Shearer’s comment comes in response to RSRT’s decision to not delay the commencement date of the minimum rates order, which means the new rules will be effective from Monday.

“This [the order] will immediately consign many thousands of small mum and dad contractor businesses to the scrap heap, stripping away their rights to continue to run safe and viable businesses as they have done for decades.

“The harm to thousands of small contractor businesses in the coming weeks will be irreversible if the banks move in and repossess trucks and homes as they grab what assets they can to safeguard the bank’s bottom line. We urge the banks to show some humanity and wait and see if we are able to turn this outrage around.”

Meanwhile, the Ai Group has demanded the abolition of the Tribunal for “imposing anti-competitive arrangements” on the road transport industry.

“Ai Group has consistently argued for the abolition of the Act and Tribunal on the basis that the notion that paying truck drivers more or differently will lead to fewer road accidents is flawed,” Ai Group CEO Innes Willox says.

His comments come as the Federal Government released its review of the RSRT and the Road Safety Remuneration Act 2012.

“The RSR Act and Tribunal are imposing anti-competitive arrangements on industry and are distracting government and industry attention and resources away from the measures which are widely recognised as improving road safety.

“The arrangements also threaten jobs and work for contractor drivers, as well as harm to regional and rural areas which are heavily reliant on road transport.

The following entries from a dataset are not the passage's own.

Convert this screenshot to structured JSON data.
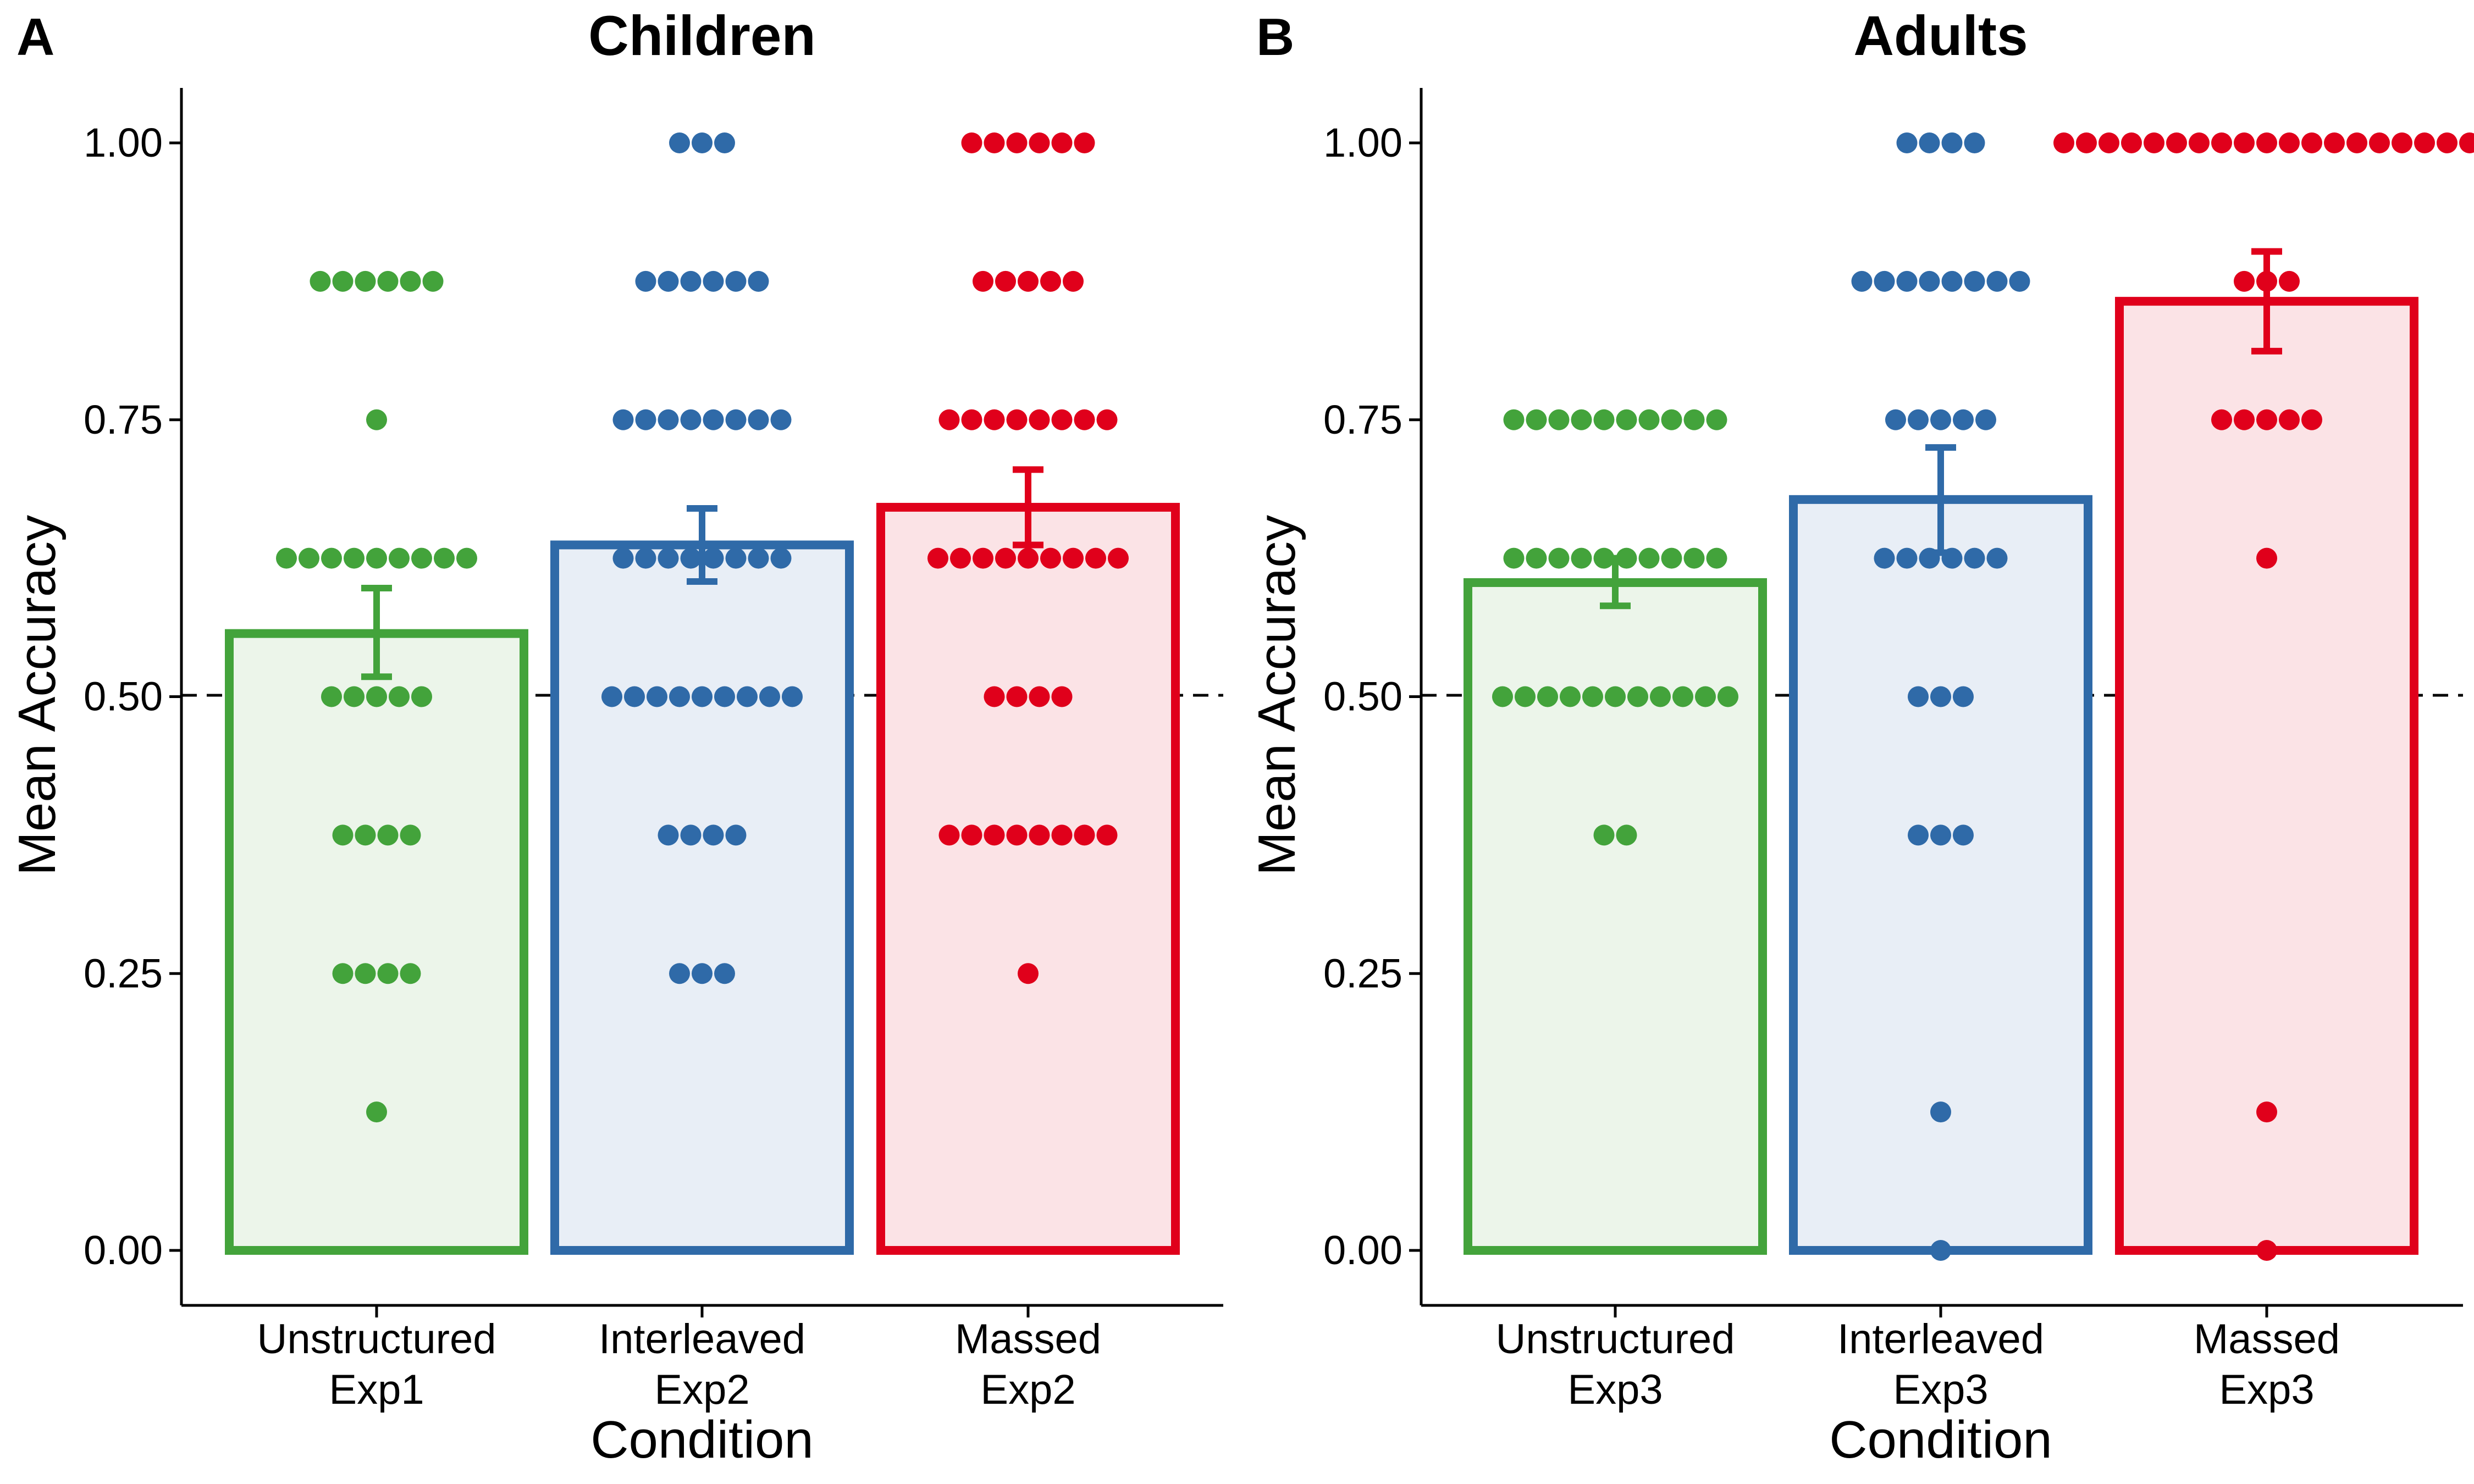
{
  "figure": {
    "panels": [
      {
        "letter": "A",
        "title": "Children",
        "ylabel": "Mean Accuracy",
        "xlabel": "Condition"
      },
      {
        "letter": "B",
        "title": "Adults",
        "ylabel": "Mean Accuracy",
        "xlabel": "Condition"
      }
    ]
  },
  "chart_data": [
    {
      "type": "bar",
      "title": "Children",
      "xlabel": "Condition",
      "ylabel": "Mean Accuracy",
      "ylim": [
        -0.05,
        1.05
      ],
      "yticks": [
        "0.00",
        "0.25",
        "0.50",
        "0.75",
        "1.00"
      ],
      "reference_line": {
        "y": 0.5,
        "style": "dashed"
      },
      "grid": false,
      "legend": "none",
      "categories": [
        [
          "Unstructured",
          "Exp1"
        ],
        [
          "Interleaved",
          "Exp2"
        ],
        [
          "Massed",
          "Exp2"
        ]
      ],
      "colors": [
        "#43a33b",
        "#2f6aa8",
        "#e0001b"
      ],
      "fill_colors": [
        "#ecf5ea",
        "#e8eef6",
        "#fbe3e6"
      ],
      "means": [
        0.557,
        0.637,
        0.671
      ],
      "error_low": [
        0.518,
        0.604,
        0.637
      ],
      "error_high": [
        0.598,
        0.67,
        0.705
      ],
      "points": [
        [
          {
            "y": 0.875,
            "n": 6
          },
          {
            "y": 0.75,
            "n": 1
          },
          {
            "y": 0.625,
            "n": 9
          },
          {
            "y": 0.5,
            "n": 5
          },
          {
            "y": 0.375,
            "n": 4
          },
          {
            "y": 0.25,
            "n": 4
          },
          {
            "y": 0.125,
            "n": 1
          }
        ],
        [
          {
            "y": 1.0,
            "n": 3
          },
          {
            "y": 0.875,
            "n": 6
          },
          {
            "y": 0.75,
            "n": 8
          },
          {
            "y": 0.625,
            "n": 8
          },
          {
            "y": 0.5,
            "n": 9
          },
          {
            "y": 0.375,
            "n": 4
          },
          {
            "y": 0.25,
            "n": 3
          }
        ],
        [
          {
            "y": 1.0,
            "n": 6
          },
          {
            "y": 0.875,
            "n": 5
          },
          {
            "y": 0.75,
            "n": 8
          },
          {
            "y": 0.625,
            "n": 9
          },
          {
            "y": 0.5,
            "n": 4
          },
          {
            "y": 0.375,
            "n": 8
          },
          {
            "y": 0.25,
            "n": 1
          }
        ]
      ]
    },
    {
      "type": "bar",
      "title": "Adults",
      "xlabel": "Condition",
      "ylabel": "Mean Accuracy",
      "ylim": [
        -0.05,
        1.05
      ],
      "yticks": [
        "0.00",
        "0.25",
        "0.50",
        "0.75",
        "1.00"
      ],
      "reference_line": {
        "y": 0.5,
        "style": "dashed"
      },
      "grid": false,
      "legend": "none",
      "categories": [
        [
          "Unstructured",
          "Exp3"
        ],
        [
          "Interleaved",
          "Exp3"
        ],
        [
          "Massed",
          "Exp3"
        ]
      ],
      "colors": [
        "#43a33b",
        "#2f6aa8",
        "#e0001b"
      ],
      "fill_colors": [
        "#ecf5ea",
        "#e8eef6",
        "#fbe3e6"
      ],
      "means": [
        0.603,
        0.678,
        0.857
      ],
      "error_low": [
        0.582,
        0.63,
        0.812
      ],
      "error_high": [
        0.625,
        0.725,
        0.902
      ],
      "points": [
        [
          {
            "y": 0.75,
            "n": 10
          },
          {
            "y": 0.625,
            "n": 10
          },
          {
            "y": 0.5,
            "n": 11
          },
          {
            "y": 0.375,
            "n": 2
          }
        ],
        [
          {
            "y": 1.0,
            "n": 4
          },
          {
            "y": 0.875,
            "n": 8
          },
          {
            "y": 0.75,
            "n": 5
          },
          {
            "y": 0.625,
            "n": 6
          },
          {
            "y": 0.5,
            "n": 3
          },
          {
            "y": 0.375,
            "n": 3
          },
          {
            "y": 0.125,
            "n": 1
          },
          {
            "y": 0.0,
            "n": 1
          }
        ],
        [
          {
            "y": 1.0,
            "n": 19
          },
          {
            "y": 0.875,
            "n": 3
          },
          {
            "y": 0.75,
            "n": 5
          },
          {
            "y": 0.625,
            "n": 1
          },
          {
            "y": 0.125,
            "n": 1
          },
          {
            "y": 0.0,
            "n": 1
          }
        ]
      ]
    }
  ]
}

“In contrast to the flawed RSR System, the Ai Group strongly supports the Heavy Vehicle National Law and the National Heavy Vehicle Regulator which have the support of industry as well as federal, state and territory governments.

The Group intends to participate in the government’s consultation process to discuss the future of the Tribunal and the rates order.

“We will argue that the Act and Tribunal should be abolished without delay, with attention re-focussed on measures that are widely recognised as improving safety in the road transport industry such as improved roads, improved compliance and use of technology,” Willox says.

The Ai Group recently agreed to two variations proposed by the Transport Workers Union (TWU) including, delaying the commencement date to October 1 this year and phasing in of new rates.

Earlier, the Australian Logistics Council (ALC) had united with the Livestock and Bulk Carriers Association (LBCA) in a call to abolish the Tribunal in order to “avoid the duplication, confusion and costs” that the 2016 Contractor Driver Minimum Payments Road Safety Remuneration Order (RSRO) will incur.

The LBCA has also accused the Tribunal for being biased and “misleading” the industry.

The Tribunal today decided not to delay the commencement date of the order, which means the new rules will be effective from Monday.